Les Communautés juives et l’Alyah

42000 juifs de France… et moi et moi et moi

écrit par Arik
BANNER-don

Comme nombre d’entre vous, je suppose, j’ai appris avec plaisir que le gouvernement israélien lançait un grand plan pour accueillir 42000 de nos compatriotes français en Israel d’ici 2017. Cette annonce faite en fanfare marque le début d’une campagne que l’on espère fructueuse. On l’a vu encore dernièrement avec la tenue de la soirée de lancement du lobby francophone à la Knesset… et je veux croire que ce n’est que le début.

Enfin, semble-t-il, l’Etat d’Israël s’intéresse véritablement à nous! Le 1er ministre parle d’une opportunité historique. Et c’est vrai qu’à considérant les chiffres avancés, nous sommes bien dans une perspective historique: 6000 olim de France en 2014, 12 000 en 2015 et 24 000 en 2016 !

Enfin, sur le papier… Dans le climat délétère qui règne actuellement en France, une telle annonce ne vise rien moins  qu’à lancer, en réalité, l’émigration totale des personnes juives françaises. Autrement dit: l’espoir c’est un Exode.

C’est un appel du pied qui sonne comme une annonce de Banque Centrale: on dit qu’on songe éventuellement à faire quelque chose pour que le marché réagisse. Ici, on lance des chiffres qui ne sont en réalité qu’un objectif de doublement  annuel de l’alyah dans l’espoir que les masses suivront. Pourquoi je resterai si tout le monde part?

Je sais que je vais avoir l’air de me moquer, mais ce n’est pas le cas, j’analyse le plus objectivement possible. Et pour ainsi dire j’approuve.

J’approuve que l’Etat soit proactif, qu’il ai décidé de faire quelque chose, quand bien même ce ne serait qu’une annonce. J’approuve d’autant plus que l’annonce est accompagnée d’une forme de mea culpa quant aux entraves qui enferrent l’alyah française, par exemple pour tout ce qui concerne les équivalences de diplômes.

Cela donne une note concrete à l’optimisme. Je pense que le gouvernement à bien pris conscience que l’alyah de France était particulière, qu’elle avait besoin pour s’épanouir d’un peu plus que la promesse d’un meilleur ailleurs. Il semble en tous cas avoir pris conscience du fait que les Juifs de France ont le choix: ils peuvent émigrer aux états-unis, au royaume-uni, au canada… Cela a très bien été expliqué par Dov MAIMON dans une tribune que j’ai lu dernièrement.

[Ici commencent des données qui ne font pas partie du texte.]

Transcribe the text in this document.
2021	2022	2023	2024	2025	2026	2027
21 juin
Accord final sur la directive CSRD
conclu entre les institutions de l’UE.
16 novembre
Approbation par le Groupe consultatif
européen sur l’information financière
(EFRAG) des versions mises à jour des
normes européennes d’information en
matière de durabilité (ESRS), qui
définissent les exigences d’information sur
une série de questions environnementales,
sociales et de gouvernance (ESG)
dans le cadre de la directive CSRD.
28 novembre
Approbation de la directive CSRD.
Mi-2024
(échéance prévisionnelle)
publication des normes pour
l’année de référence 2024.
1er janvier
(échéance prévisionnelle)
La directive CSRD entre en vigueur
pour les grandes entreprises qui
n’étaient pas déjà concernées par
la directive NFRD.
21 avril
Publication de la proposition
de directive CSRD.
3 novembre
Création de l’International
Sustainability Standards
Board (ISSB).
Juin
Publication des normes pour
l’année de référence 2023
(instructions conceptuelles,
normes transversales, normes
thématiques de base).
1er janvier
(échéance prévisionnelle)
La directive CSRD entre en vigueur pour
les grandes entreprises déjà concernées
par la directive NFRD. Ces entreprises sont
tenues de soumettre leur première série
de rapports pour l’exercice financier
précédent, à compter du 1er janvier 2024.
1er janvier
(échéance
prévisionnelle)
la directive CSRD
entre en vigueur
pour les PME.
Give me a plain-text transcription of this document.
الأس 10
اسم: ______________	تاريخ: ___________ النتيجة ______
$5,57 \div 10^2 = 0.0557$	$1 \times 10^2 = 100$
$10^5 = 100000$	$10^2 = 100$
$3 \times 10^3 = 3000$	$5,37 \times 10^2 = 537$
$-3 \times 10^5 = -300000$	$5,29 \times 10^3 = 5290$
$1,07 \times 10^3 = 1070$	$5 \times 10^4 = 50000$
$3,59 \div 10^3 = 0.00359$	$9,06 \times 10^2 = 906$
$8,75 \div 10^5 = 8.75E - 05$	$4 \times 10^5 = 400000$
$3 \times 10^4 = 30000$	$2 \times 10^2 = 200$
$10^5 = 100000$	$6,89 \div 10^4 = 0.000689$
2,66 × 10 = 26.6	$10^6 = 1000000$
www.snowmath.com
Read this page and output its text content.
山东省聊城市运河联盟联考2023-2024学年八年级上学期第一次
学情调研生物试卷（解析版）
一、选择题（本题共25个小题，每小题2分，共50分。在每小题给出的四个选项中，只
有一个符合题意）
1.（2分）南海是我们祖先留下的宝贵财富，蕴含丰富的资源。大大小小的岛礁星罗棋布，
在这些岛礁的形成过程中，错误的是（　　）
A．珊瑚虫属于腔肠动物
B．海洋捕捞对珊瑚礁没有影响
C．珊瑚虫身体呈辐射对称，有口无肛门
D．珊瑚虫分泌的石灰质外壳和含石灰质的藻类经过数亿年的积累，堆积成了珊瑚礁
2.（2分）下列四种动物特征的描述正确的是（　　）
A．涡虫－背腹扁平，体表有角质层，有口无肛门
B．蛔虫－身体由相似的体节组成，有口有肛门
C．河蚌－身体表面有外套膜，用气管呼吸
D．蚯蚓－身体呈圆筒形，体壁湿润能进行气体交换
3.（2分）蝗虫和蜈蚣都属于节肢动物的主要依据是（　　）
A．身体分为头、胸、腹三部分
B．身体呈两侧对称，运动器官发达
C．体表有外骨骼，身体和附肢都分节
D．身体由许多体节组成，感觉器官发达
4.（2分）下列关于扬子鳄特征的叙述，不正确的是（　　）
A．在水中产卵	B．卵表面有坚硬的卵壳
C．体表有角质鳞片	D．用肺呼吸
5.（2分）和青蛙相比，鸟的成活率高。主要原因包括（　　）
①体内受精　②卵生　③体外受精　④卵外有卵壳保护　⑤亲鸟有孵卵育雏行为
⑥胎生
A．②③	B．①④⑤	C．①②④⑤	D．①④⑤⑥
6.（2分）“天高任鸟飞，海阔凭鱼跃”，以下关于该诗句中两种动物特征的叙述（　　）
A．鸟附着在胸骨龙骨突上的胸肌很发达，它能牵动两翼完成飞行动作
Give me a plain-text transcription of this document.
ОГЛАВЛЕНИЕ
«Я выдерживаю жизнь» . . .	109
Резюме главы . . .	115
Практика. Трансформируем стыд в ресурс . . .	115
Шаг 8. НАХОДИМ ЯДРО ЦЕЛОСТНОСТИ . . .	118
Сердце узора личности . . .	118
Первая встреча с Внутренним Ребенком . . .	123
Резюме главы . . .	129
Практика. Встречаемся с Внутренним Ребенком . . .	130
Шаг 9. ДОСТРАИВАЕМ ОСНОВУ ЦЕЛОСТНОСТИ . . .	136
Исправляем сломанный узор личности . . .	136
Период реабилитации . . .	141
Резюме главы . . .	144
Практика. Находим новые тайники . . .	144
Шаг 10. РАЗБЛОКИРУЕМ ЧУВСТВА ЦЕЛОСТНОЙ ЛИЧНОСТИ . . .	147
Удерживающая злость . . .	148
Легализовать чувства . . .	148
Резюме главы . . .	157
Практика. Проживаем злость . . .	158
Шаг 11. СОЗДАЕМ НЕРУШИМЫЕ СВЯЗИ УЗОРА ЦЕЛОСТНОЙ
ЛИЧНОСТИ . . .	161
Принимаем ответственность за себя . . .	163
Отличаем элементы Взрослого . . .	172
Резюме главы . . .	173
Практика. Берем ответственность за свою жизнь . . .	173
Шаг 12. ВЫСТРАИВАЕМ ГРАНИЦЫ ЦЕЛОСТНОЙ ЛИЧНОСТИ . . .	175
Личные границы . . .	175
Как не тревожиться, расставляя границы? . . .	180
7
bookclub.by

J’approuve parce que je souhaite retrouver tous mes amis qui sont restés en France… j’approuve parce que si ça marche, ce serait tout simplement merveilleux.

Mais de l’autre côté, je ne le cache pas, je suis inquiet. Inquiet, parce que je ne pense pas qu’on puisse réussir une opération aussi simplement. Je suis inquiet, également, parce que si j’entends certains appétits s’aiguiser à l’idée d’une telle manne, je ne vois grands chose au sujet de l’intégration des plus démunis. Si on pense instinctivement que tous ces français vont devoir se loger et consommer, on oublie facilement que le juif français n’est pas forcément riche, diplômé et jeune.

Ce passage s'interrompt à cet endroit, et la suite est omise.